The lawsuit claims that Facebook refused to recruit, consider, or hire qualified and available U.S. workers for more than 2,600 available positions and that the social media company instead illegally reserved jobs for immigrant workers it was sponsoring for permanent residence.
“The Department of Justice’s lawsuit alleges that Facebook engaged in intentional and widespread violations of the law, by setting aside positions for temporary visa holders instead of considering interested and qualified U.S. workers,” said Assistant Attorney General Eric S. Dreiband of the Civil Rights Division.

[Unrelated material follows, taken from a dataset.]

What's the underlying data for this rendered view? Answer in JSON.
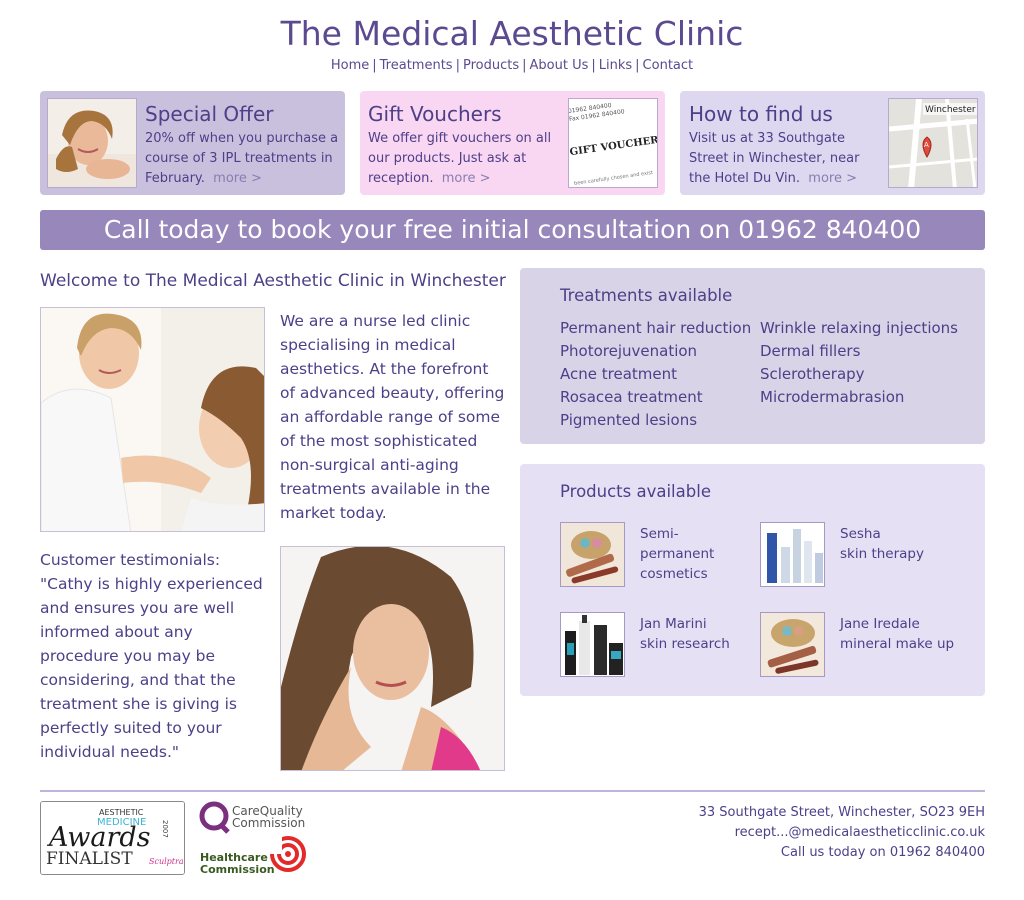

According to the lawsuit, after a two-year investigation into Facebook’s practices, the Justice Department’s Civil Rights Division determined ‘reasonable cause.’ The investigation revealed that Facebook’s recruitment methods dissuaded U.S. workers from applying to its permanent labor certification process (PERM) positions. The department concluded that the social media company received “zero or one U.S. worker applicants for 99.7% of its PERM positions, while comparable positions at Facebook that were advertised on its careers website during a similar time period typically attracted 100 or more applicants each.”
“Our message to workers is clear: if companies deny employment opportunities by illegally preferring temporary visa holders, the Department of Justice will hold them accountable. Our message to all employers — including those in the technology sector — is clear: you cannot illegally prefer to recruit, consider, or hire temporary visa holders over U.S. workers,” said Dreiband.
The positions at issue offered an average salary of around $156,000. The department is seeking unspecified civil penalties and back pay on behalf of U.S. workers denied employment.